Common Grounding Techniques

Contextual grounding
Include relevant documents, data, or facts directly in the prompt. The model answers based on this provided context.
Based on the following document, answer the user's question.
Document: [inserted text]
Question: What is the return policy?
Citation-based grounding
Ask the model to cite specific sources from the provided context.
Answer using only the provided documents. Include [Source: document name]
after each claim.
Constraint-based grounding
Explicitly tell the model what it should and should not do.
Only use information from the provided context.
If the answer is not in the context, say "I don't have enough information."
Do not make up facts.

Best Practices for Effective Prompts

1. Be Specific

Vague Specific
"Tell me about Azure" "Explain the key differences between Azure App Service and Azure Container Apps for deploying web applications"
"Write code" "Write a Python function that takes a list of integers and returns the two numbers that sum to a target value"

2. Provide Structure

Tell the model exactly what format you want:

Analyze the following log entry and respond with:
- Severity: (Critical / Warning / Info)
- Component: (which system component is affected)
- Summary: (one sentence describing the issue)
- Recommended Action: (what to do next)

3. Use Delimiters

Separate different parts of your prompt clearly:

### Instructions
Summarize the following article in 3 bullet points.

### Article
[article text here]

### Output Format
Return a JSON array of strings, each containing one bullet point.

4. Assign a Role

Give the model a persona that matches your need:

You are a senior database administrator with 15 years of experience
in PostgreSQL performance tuning. The user will describe a slow query
and you will provide optimization recommendations.

5. Specify What NOT to Do

Models sometimes need explicit negative instructions:

- Do NOT include code examples unless specifically asked.
- Do NOT apologize or use filler phrases like "Great question!"
- Do NOT make assumptions about the user's technical level.

Common Mistakes to Avoid

Prompt Anti-Patterns

Vague instructions: "Make it better" gives the model no direction. Be specific about what "better" means.
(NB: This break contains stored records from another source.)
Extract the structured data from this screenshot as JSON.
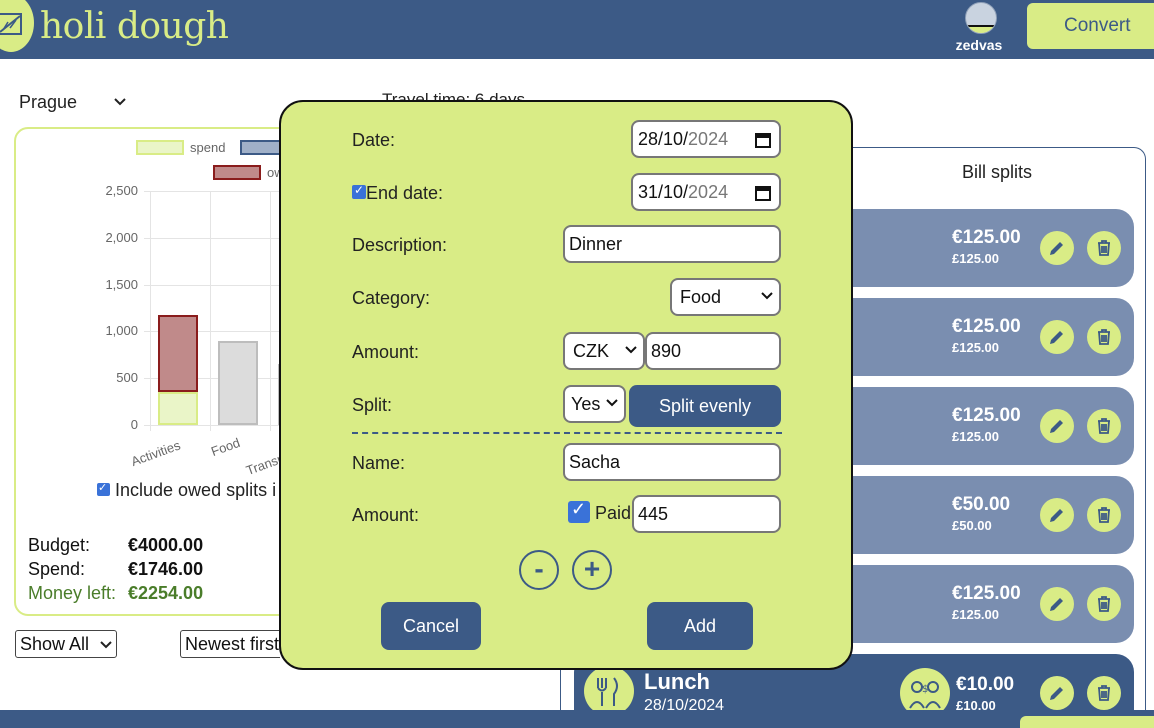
{
  "header": {
    "app_name": "holi dough",
    "username": "zedvas",
    "convert_label": "Convert"
  },
  "filters": {
    "city": "Prague",
    "travel_time": "Travel time: 6 days",
    "show_option": "Show All",
    "sort_option": "Newest first"
  },
  "chart_data": {
    "type": "bar",
    "categories": [
      "Activities",
      "Food",
      "Transport"
    ],
    "series": [
      {
        "name": "spend",
        "values": [
          350,
          900,
          650
        ],
        "color": "#eaf5c8"
      },
      {
        "name": "owed",
        "values": [
          820,
          0,
          0
        ],
        "color": "#c08a8a"
      }
    ],
    "ylim": [
      0,
      2500
    ],
    "yticks": [
      "2,500",
      "2,000",
      "1,500",
      "1,000",
      "500",
      "0"
    ],
    "legend": [
      "spend",
      "ow"
    ],
    "stacked": true
  },
  "include_owed_label": "Include owed splits i",
  "stats": {
    "budget_label": "Budget:",
    "budget_value": "€4000.00",
    "spend_label": "Spend:",
    "spend_value": "€1746.00",
    "left_label": "Money left:",
    "left_value": "€2254.00"
  },
  "tabs": {
    "bill_splits": "Bill splits"
  },
  "expenses": [
    {
      "amount": "€125.00",
      "converted": "£125.00"
    },
    {
      "amount": "€125.00",
      "converted": "£125.00"
    },
    {
      "amount": "€125.00",
      "converted": "£125.00"
    },
    {
      "amount": "€50.00",
      "converted": "£50.00"
    },
    {
      "amount": "€125.00",
      "converted": "£125.00"
    },
    {
      "title": "Lunch",
      "date": "28/10/2024",
      "amount": "€10.00",
      "converted": "£10.00"
    }
  ],
  "modal": {
    "date_label": "Date:",
    "date_day": "28/10/",
    "date_year": "2024",
    "end_date_label": "End date:",
    "end_day": "31/10/",
    "end_year": "2024",
    "description_label": "Description:",
    "description_value": "Dinner",
    "category_label": "Category:",
    "category_value": "Food",
    "amount_label": "Amount:",
    "currency_value": "CZK",
    "amount_value": "890",
    "split_label": "Split:",
    "split_value": "Yes",
    "split_evenly_label": "Split evenly",
    "name_label": "Name:",
    "name_value": "Sacha",
    "person_amount_label": "Amount:",
    "paid_label": "Paid",
    "person_amount_value": "445",
    "minus_label": "-",
    "plus_label": "+",
    "cancel_label": "Cancel",
    "add_label": "Add"
  }
}
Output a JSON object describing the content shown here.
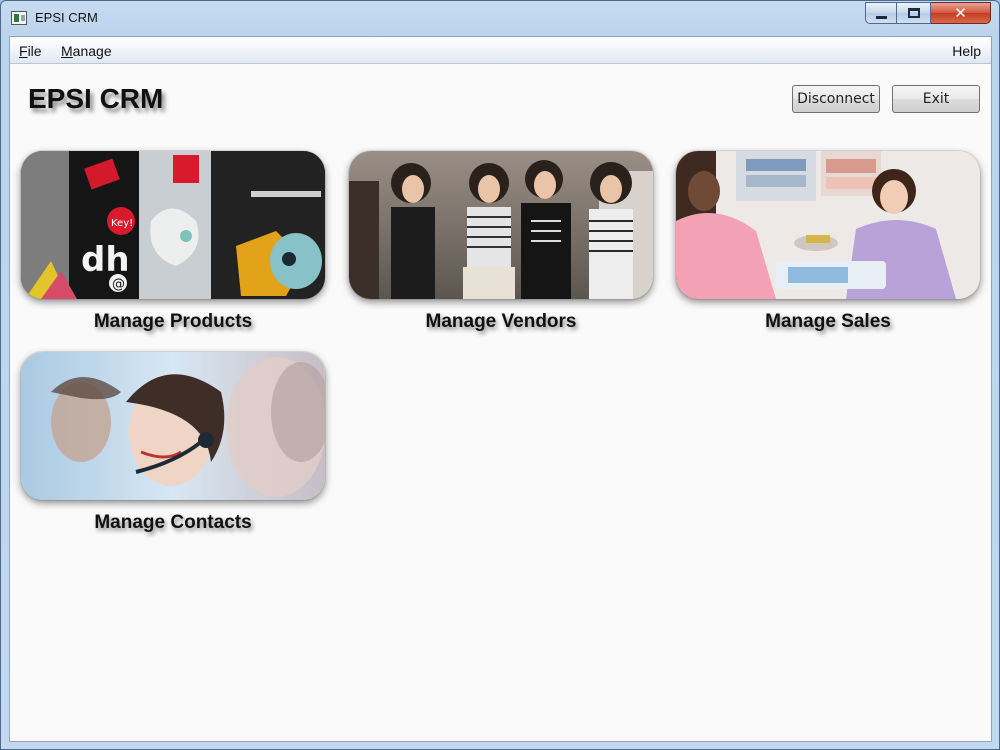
{
  "window": {
    "title": "EPSI CRM"
  },
  "menu": {
    "file": "File",
    "manage": "Manage",
    "help": "Help"
  },
  "header": {
    "title": "EPSI CRM",
    "disconnect": "Disconnect",
    "exit": "Exit"
  },
  "tiles": [
    {
      "label": "Manage Products"
    },
    {
      "label": "Manage Vendors"
    },
    {
      "label": "Manage Sales"
    },
    {
      "label": "Manage Contacts"
    }
  ],
  "icons": {
    "minimize": "minimize-icon",
    "maximize": "maximize-icon",
    "close": "close-icon"
  },
  "product_shirt_texts": {
    "tag": "Key!",
    "graphic": "dh",
    "letter": "@"
  },
  "colors": {
    "accent_close": "#c33d22",
    "titlebar": "#bcd3ec"
  }
}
Overloading a single prompt: Asking the model to do five things at once reduces quality on each. Break complex tasks into sequential prompts.
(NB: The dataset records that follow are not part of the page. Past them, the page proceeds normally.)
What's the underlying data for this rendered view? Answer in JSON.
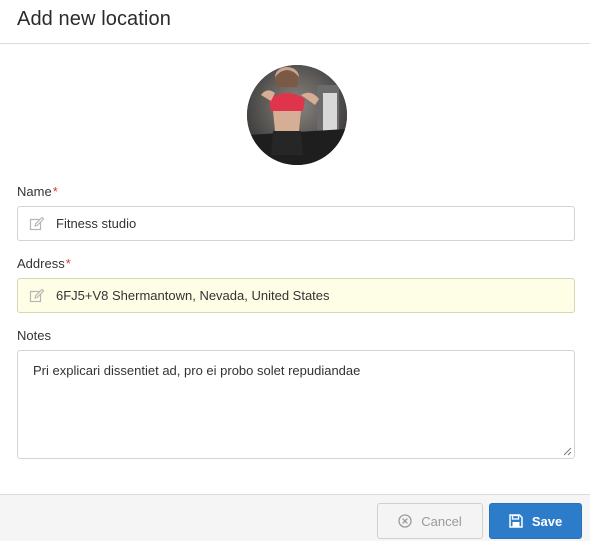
{
  "dialog": {
    "title": "Add new location"
  },
  "form": {
    "avatar_icon": "location-photo",
    "name": {
      "label": "Name",
      "required_mark": "*",
      "value": "Fitness studio",
      "icon": "edit-icon"
    },
    "address": {
      "label": "Address",
      "required_mark": "*",
      "value": "6FJ5+V8 Shermantown, Nevada, United States",
      "icon": "edit-icon"
    },
    "notes": {
      "label": "Notes",
      "value": "Pri explicari dissentiet ad, pro ei probo solet repudiandae"
    }
  },
  "footer": {
    "cancel_label": "Cancel",
    "cancel_icon": "cancel-circle-icon",
    "save_label": "Save",
    "save_icon": "save-icon"
  },
  "colors": {
    "accent": "#2d7cc9",
    "required": "#d9383a",
    "address_highlight": "#fefee6"
  }
}
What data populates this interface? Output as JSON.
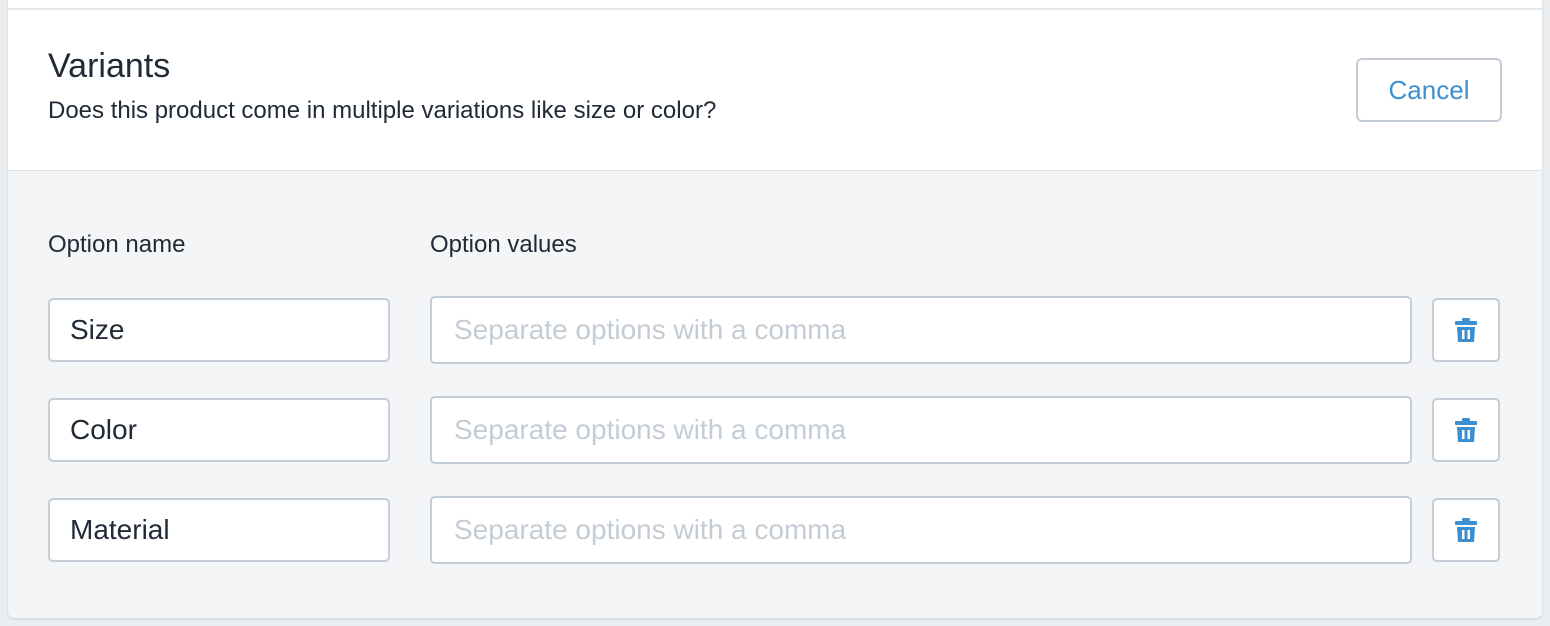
{
  "variants": {
    "title": "Variants",
    "subtitle": "Does this product come in multiple variations like size or color?",
    "cancel_label": "Cancel"
  },
  "columns": {
    "option_name": "Option name",
    "option_values": "Option values"
  },
  "options": [
    {
      "name": "Size",
      "values": "",
      "values_placeholder": "Separate options with a comma",
      "delete_icon": "trash-icon"
    },
    {
      "name": "Color",
      "values": "",
      "values_placeholder": "Separate options with a comma",
      "delete_icon": "trash-icon"
    },
    {
      "name": "Material",
      "values": "",
      "values_placeholder": "Separate options with a comma",
      "delete_icon": "trash-icon"
    }
  ],
  "colors": {
    "accent": "#3d8fcf",
    "text": "#212b36",
    "border": "#c4cdd5",
    "placeholder": "#c4cdd5",
    "section_background": "#f4f5f7"
  }
}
Ignoring output format: If you need JSON, say so. If you need bullet points, say so. Do not assume the model will guess your preferred format.

Not testing edge cases: Your prompt may work for typical inputs but fail on edge cases. Test with unusual, empty, and adversarial inputs.

Using ambiguous language: "Handle errors appropriately" means different things to different people. Specify exactly how errors should be handled.

Forgetting to iterate: The first version of a prompt is a draft, not the final product. Evaluate outputs systematically and refine.